As November’s manufacturing sales fell by a quicker pace MoM compared to the decline in worker headcount, the manufacturing sector’s productivity – as measured by sales value of manufactured products per employee – eased to 5.6 per cent y-o-y.

Public Investment Bank Bhd (PublicInvest Research) was cautiously optimistic for a piecemeal solution which could jump-start the weakening global trade situation.

“This could be a precursor for the revival in global trade, uptick in commodity prices and acceleration of asset prices which will be the catalyst that could drive the global growth trajectory higher,” it said in a separate note.

Looking ahead, Affin Hwang Investment Bank Bhd (AffinHwang Capital) believed Malaysia’s manufacturing production will likely be supported by exports of electrical and electronic (E&E) products, as according to Semiconductor Industry Association (SIA), global semiconductor sales are projected to expand at slower but a healthy pace this year.

The industry’s worldwide sales will still increase from US$477.9 billion in 2018 to US$490.3 billion projected for 2019, which would still mark the industry’s highest-ever annual sales.

“With steady manufacturing and mining output expansion in October and November period, we believe Malaysia’s real GDP growth is likely to improve slightly to 4.7 per cent estimated for 4Q18, as compared to 4.4 per cent in 3Q18.

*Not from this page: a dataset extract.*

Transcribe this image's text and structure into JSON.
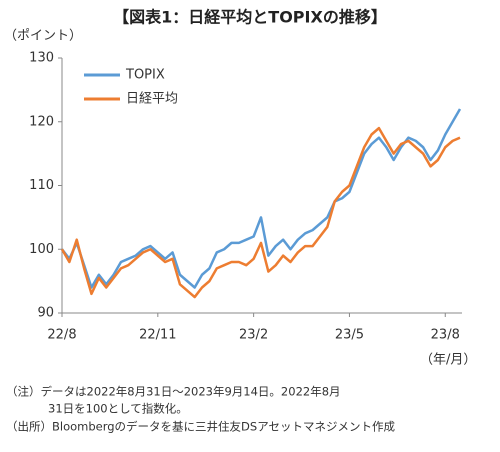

“For 2018 as a whole, real GDP growth is likely to average around 4.8 per cent. Due to some uncertainties from the external front, especially from possible lower global trade flows as a result of global trade war tension, we are projecting Malaysia’s real GDP growth at 4.7 per cent for 2019, as compared to the official forecast of 4.9 per cent.

“This is also premised on the anticipated modest (and healthy) growth in the global economy, as reflected in IMF’s global growth forecast of 3.7 per cent this year.  “Similarly, World Bank’s (WB), in the latest report, highlighted that growth in the East Asia and Pacific will moderate but stay healthy at six per cent in 2019 from 6.3 per cent in 2018.”